Dirut RSI Surabaya Ahmad Yani Wafat Setelah Covid 19

    Dirut RSI Surabaya Ahmad Yani Wafat Setelah Covid 19

    Dirut RSI Surabaya Ahmad Yani Wafat Setelah Covid 19

    Wakil Ketua Umum PERSI ini sempat 20 hari dirawat pada ruang isolasi RSUD dr Soetomo.

    REPUBLIKA. CO. ID,   SURABAYA — Direktur Rumah Lara Islam (RSI) Surabaya Ahmad Membandingkan dr Samsul Arifin MARS dilaporkan meninggal dunia pada Sabtu (14/11).

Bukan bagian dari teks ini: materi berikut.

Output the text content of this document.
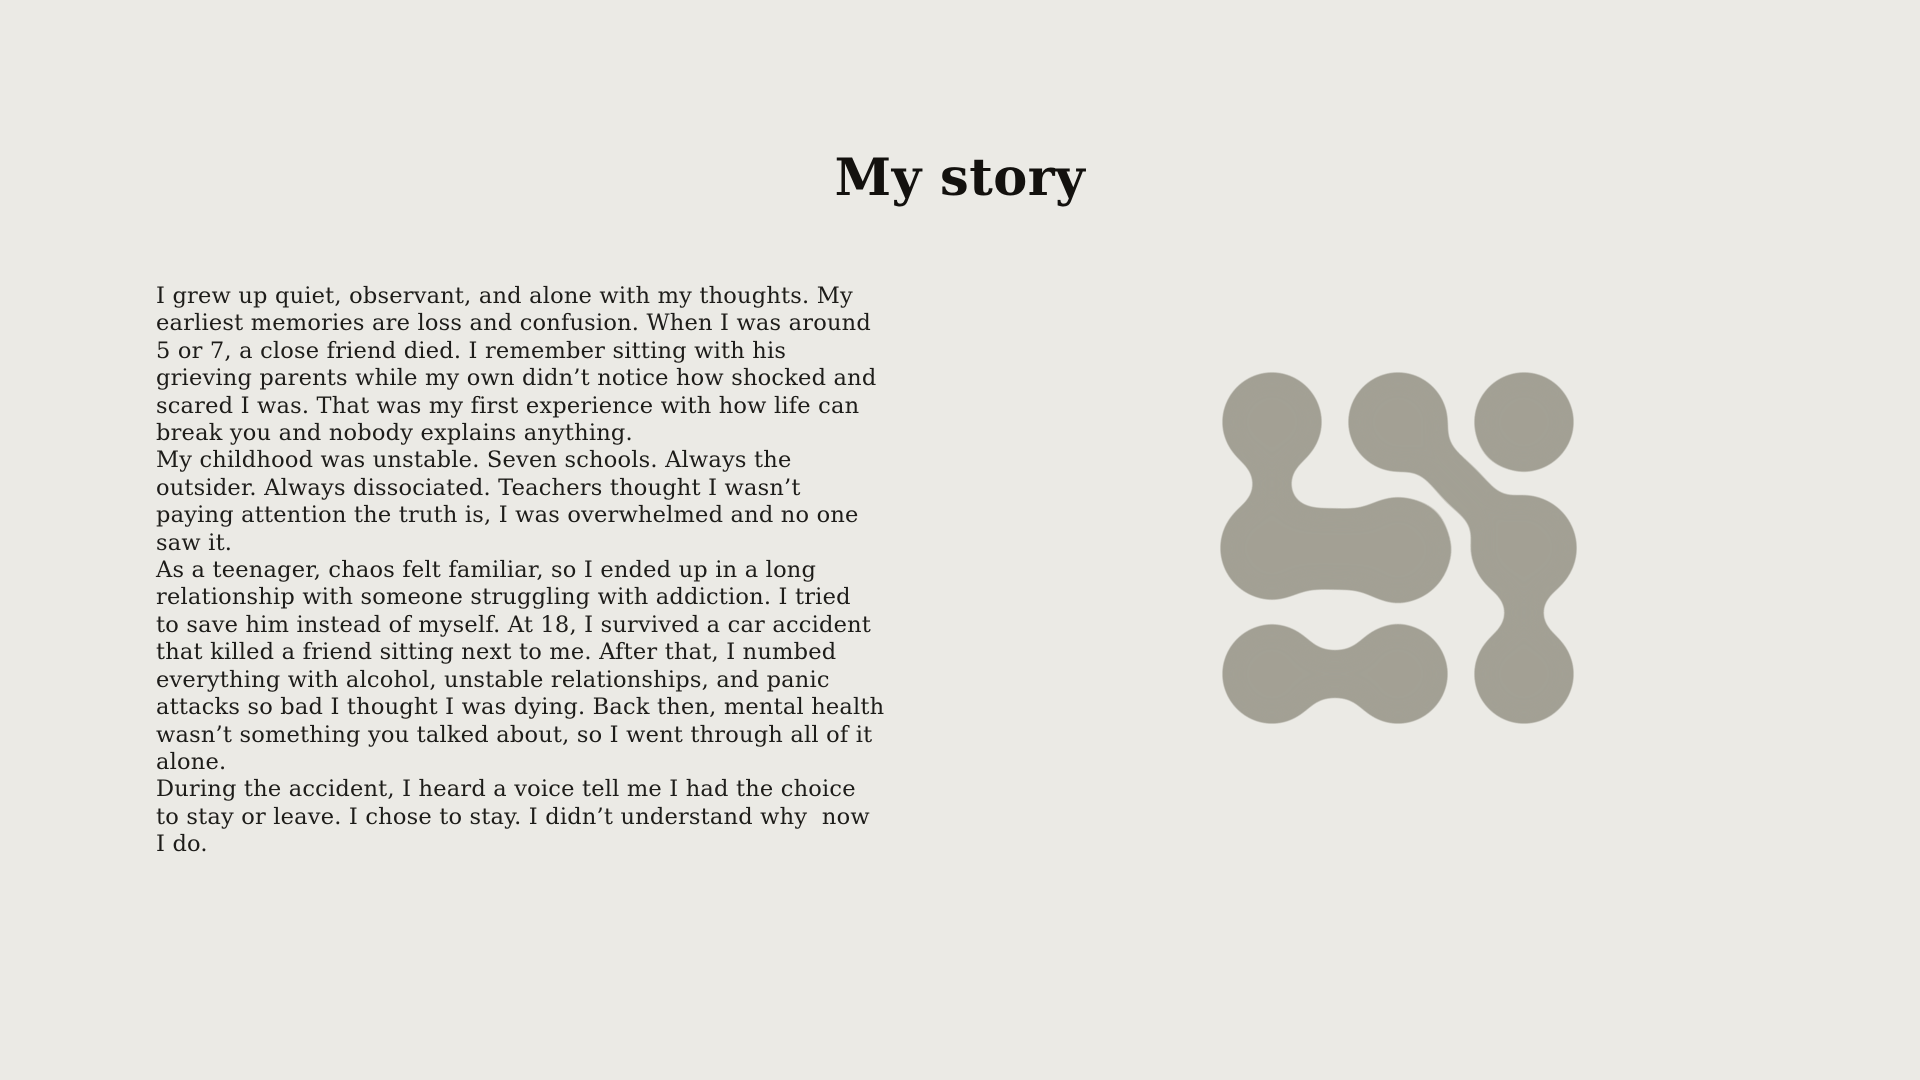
My story

I grew up quiet, observant, and alone with my thoughts. My
earliest memories are loss and confusion. When I was around
5 or 7, a close friend died. I remember sitting with his
grieving parents while my own didn’t notice how shocked and
scared I was. That was my first experience with how life can
break you and nobody explains anything.

My childhood was unstable. Seven schools. Always the
outsider. Always dissociated. Teachers thought I wasn’t
paying attention the truth is, I was overwhelmed and no one
saw it.

As a teenager, chaos felt familiar, so I ended up in a long
relationship with someone struggling with addiction. I tried
to save him instead of myself. At 18, I survived a car accident
that killed a friend sitting next to me. After that, I numbed
everything with alcohol, unstable relationships, and panic
attacks so bad I thought I was dying. Back then, mental health
wasn’t something you talked about, so I went through all of it
alone.

During the accident, I heard a voice tell me I had the choice
to stay or leave. I chose to stay. I didn’t understand why  now
I do.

Dia meninggal akibat terpapar meyakinkan Covid-19.

    “Iya betul, beliau meninggal dunia, doakan beliau ya, ” kata Marketing serta Humas RSI A Yani, M Budhi saat dikonfirmasi di Surabaya, Sabtu sore.

    Pria yang juga menjabat jadi Wakil Ketua Persatuan Rumah Lara Indonesia (PERSI) Jawa Timur itu mengembuskan napas terakhir setelah dekat 20 hari dirawat di tempat isolasi Rumah Sakit Umum Wilayah (RSUD) dr Soetomo Surabaya karena terpapar Covid-19.

    Budhi menjelaskan, dr Samsul diketahui positif Covid-19 sejak 25 Oktober lalu sebab hasil tes usap. Gejala awalnya Samsul batuk terus menerus.

    “Batuk tidak dirasa. Selalu mau kerja dan kerja. Sudah dipaksa istirahat tidak didengarkan. Bahkan, disuruh tes usap juga susah, datang akhirnya kami jemput untuk tes ‘swab’, ” katanya.

    Sejak dirawat, kondisi direktur RSI A Yani sejak 2007 itu langsung menurun, bahkan harus dirujuk ke RSUD dr Soetomo harus dipasang ventilator. “Sempat membaik tiga keadaan lalu. Akhirnya beliau menyerah, ” katanya.

    Setelah dr Samsul terkonfirmasi positif, kata Budhi, pekerja RSI A Yani yang relasi erat dengannya dilakukan penelusuran (tracing), khususnya yang ada di lantai 5, namun setelah dicek hasilnya aman.

    Sementara itu, dengan umum situasi COVID-19 di Jatim berdasarkan data nasional per Sabtu pukul 16. 00 WIB total kumulatif terkonfirmasi mencapai 56. 076 kasus.     Rinciannya, penyungguhan dirawat 2. 070 kasus (3, 69 persen), lalu konfirmasi sembuh 49. 998 kasus (89, 16 persen) dan konfirmasi meninggal negeri 4. 008 kasus (7, 15 persen).

    Khusus hari tersebut, penambahan kasus positif di Jatim yakni 262 orang, lalu sehat 233 orang dan meninggal dunia 26 orang. Selanjutnya, berdasarkan zonasi, terdapat 25 kabupaten/kota berstatus kawasan orange atau berisiko sedang, dan 13 daerah lainnya berstatus zona kuning atau berisiko rendah.